Pronunciation:  veh-SPAY-see-ihn

Occurrences:  3

First Reference:  3rd Endowment 28:48

 

Then did they together elect Vespasian IV to be their Emperor; and placing him upon the throne he did promise to regain the empire’s wealth and prestige altogether, and to cast into death itself, the man Kronus Maximillius.

 

 

See:  Commodus III, First Track, Rome

 

Summary:  During the First Track of the world of the First Power, Vespasian IV became the Emperor of Rome after Commodus III was murdered by the Senate for his incompetence as Emperor. Vespansian’s plans to have Kronus Maximillius kidnapped and shipped to Rome proved unsuccessful (3:28:63, 3:29:1-56).

 

 

Azrael’s Commentary - Vespasian IV

 

The son of the most powerful and wealthiest senator of Rome, Vespasian IV was placed on the imperial throne by the unanimous approval of the senate. In truth however, the throne was bought and paid for by the Vencetti family. The Vencetti’s had been secretly pilfering from the Roman treasury for over two thousand years, and their personal wealth was staggering. And so cunning was this pilfering carried out that no one ever suspected that it was going on. Added to this, the Vencetti family were power brokers and influence peddlers of the highest order, and over the centuries had amassed fortune on top of fortune through bribes, kickbacks and graft.

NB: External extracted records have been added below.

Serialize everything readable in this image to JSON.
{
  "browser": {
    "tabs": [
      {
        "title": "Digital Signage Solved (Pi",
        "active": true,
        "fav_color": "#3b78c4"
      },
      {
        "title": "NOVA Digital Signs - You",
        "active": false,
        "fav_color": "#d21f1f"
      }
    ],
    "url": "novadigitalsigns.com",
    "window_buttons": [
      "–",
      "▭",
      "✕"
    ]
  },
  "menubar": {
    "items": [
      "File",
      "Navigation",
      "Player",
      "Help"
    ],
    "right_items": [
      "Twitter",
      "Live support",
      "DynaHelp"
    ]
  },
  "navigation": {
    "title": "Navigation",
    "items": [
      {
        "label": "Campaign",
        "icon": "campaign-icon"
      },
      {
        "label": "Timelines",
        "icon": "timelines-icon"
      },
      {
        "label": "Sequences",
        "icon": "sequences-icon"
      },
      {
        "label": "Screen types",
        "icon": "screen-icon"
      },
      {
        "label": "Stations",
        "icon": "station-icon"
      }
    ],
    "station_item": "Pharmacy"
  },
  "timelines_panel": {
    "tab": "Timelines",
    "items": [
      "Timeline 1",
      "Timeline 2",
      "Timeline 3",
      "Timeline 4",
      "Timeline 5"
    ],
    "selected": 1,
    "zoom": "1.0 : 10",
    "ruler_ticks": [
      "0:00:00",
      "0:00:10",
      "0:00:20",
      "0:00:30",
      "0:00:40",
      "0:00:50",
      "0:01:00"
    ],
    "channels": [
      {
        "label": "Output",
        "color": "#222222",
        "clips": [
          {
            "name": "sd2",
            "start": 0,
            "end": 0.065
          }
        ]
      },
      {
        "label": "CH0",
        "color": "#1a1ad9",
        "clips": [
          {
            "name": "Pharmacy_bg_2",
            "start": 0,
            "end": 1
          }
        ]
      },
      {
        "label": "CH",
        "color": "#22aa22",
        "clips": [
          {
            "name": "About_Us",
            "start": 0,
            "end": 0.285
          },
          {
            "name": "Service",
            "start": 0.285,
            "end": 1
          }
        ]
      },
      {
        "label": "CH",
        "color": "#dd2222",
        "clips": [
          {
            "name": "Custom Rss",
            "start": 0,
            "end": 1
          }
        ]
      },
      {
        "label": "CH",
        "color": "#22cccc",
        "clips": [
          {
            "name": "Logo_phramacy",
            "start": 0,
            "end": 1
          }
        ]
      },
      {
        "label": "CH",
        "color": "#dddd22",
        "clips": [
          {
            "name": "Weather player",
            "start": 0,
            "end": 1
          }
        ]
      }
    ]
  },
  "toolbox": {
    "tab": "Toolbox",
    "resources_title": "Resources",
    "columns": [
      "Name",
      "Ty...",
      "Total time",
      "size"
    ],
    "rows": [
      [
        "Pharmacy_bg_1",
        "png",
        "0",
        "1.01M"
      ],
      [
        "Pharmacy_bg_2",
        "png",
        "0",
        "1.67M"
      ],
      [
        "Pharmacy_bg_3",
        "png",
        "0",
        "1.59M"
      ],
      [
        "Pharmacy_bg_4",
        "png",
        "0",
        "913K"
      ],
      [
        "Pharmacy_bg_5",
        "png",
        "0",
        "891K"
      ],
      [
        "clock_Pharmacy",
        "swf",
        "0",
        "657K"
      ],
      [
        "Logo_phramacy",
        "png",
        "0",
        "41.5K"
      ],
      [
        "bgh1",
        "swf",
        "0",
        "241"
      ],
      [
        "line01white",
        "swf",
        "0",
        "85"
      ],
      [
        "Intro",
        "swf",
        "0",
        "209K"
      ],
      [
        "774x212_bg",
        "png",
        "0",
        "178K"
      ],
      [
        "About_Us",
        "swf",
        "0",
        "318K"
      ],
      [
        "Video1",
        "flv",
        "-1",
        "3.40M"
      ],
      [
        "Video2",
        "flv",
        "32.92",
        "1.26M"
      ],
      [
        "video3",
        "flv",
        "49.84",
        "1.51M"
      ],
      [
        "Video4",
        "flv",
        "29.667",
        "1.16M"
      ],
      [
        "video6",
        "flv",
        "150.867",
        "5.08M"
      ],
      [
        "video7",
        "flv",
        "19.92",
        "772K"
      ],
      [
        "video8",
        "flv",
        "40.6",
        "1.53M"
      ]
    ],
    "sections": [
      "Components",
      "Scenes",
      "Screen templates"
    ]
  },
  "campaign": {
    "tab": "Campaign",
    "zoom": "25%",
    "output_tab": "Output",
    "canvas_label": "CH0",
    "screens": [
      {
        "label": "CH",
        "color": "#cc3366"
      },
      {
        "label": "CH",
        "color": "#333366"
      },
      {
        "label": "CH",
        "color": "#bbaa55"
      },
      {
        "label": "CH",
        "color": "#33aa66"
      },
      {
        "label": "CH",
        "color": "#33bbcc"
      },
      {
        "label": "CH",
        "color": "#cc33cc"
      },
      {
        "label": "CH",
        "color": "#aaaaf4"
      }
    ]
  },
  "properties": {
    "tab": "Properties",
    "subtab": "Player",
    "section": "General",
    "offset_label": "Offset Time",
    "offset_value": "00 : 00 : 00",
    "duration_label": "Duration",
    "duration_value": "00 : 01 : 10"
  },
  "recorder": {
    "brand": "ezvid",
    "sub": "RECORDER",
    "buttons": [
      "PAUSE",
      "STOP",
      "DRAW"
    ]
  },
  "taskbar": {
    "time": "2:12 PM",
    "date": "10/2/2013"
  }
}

Marcus Julius Vencetti was the eldest son of the family patriarch, Flavius the Younger. Upon ascending the throne, Marcus Julius Vencetti took upon himself the imperial name of Vespasian IV. The reason behind this was simply to signal to the senate and the military that the empire was now in competent hands. The three previous emperors named Vespasian had all been very successful in their reigns. Under the Vespasians, the empire had expanded and flourished. With the new Emperor, Vespasian IV, incompetence would not be tolerated. The new Emperor was fiercely determined to set things right. He began by plotting the kidnapping, and public humiliation and execution of Kronus Maximillius (3:28:63, 3:29:2). But these plans were never successful.

On the whole, Vespasian IV was successful as an Emperor. With the death of Kronus (3:30:49-62), the Drakonians proved unable to maintain their grip on Petragia, and soon after its loss, the Drakonians lost the Azores and the Canaries to the Romans. The civil war which followed the death of Kronus proved a boon to the Romans, and Vespasian IV took immediate measures to press the advantage. While the Drakonians were fighting among themselves, Rome simply crushed the Drakonians on Petragia. The Azores and the Canaries likewise fell to the overwhelming forces of Vespasian IV.

Vespasian IV reigned for thirty-eight years and his passing was deeply felt by the empire he ruled. He had won the heart of his military by actually assuming command of Roman forces in his effort to seize Petragia. His courage, skill and cunning were undeniable. Vespasian had been a man of great intellect and foresight. Upon his death, the Roman senate commissioned a gold statue of the Emperor be made and placed in the Roman Forum along with that of Julius Caesar and other emperors of great merit.

 

 

Notes/References:


But in the shadows of power did the Regent conspire, and Seti-Kahn sent a secret word unto Rome itself, being willing himself with others, to betray Kronus into the very hands of Vespasian IV.

3rd Endowment 28:63

 

Thus was it the father’s plan that when Kronus himself proved sick and weak, then would he order the son carried home unto his own place; and in the journey homeward would there fall upon him the agents of Rome which would take him alive and bound unto the Emperor Vespasian.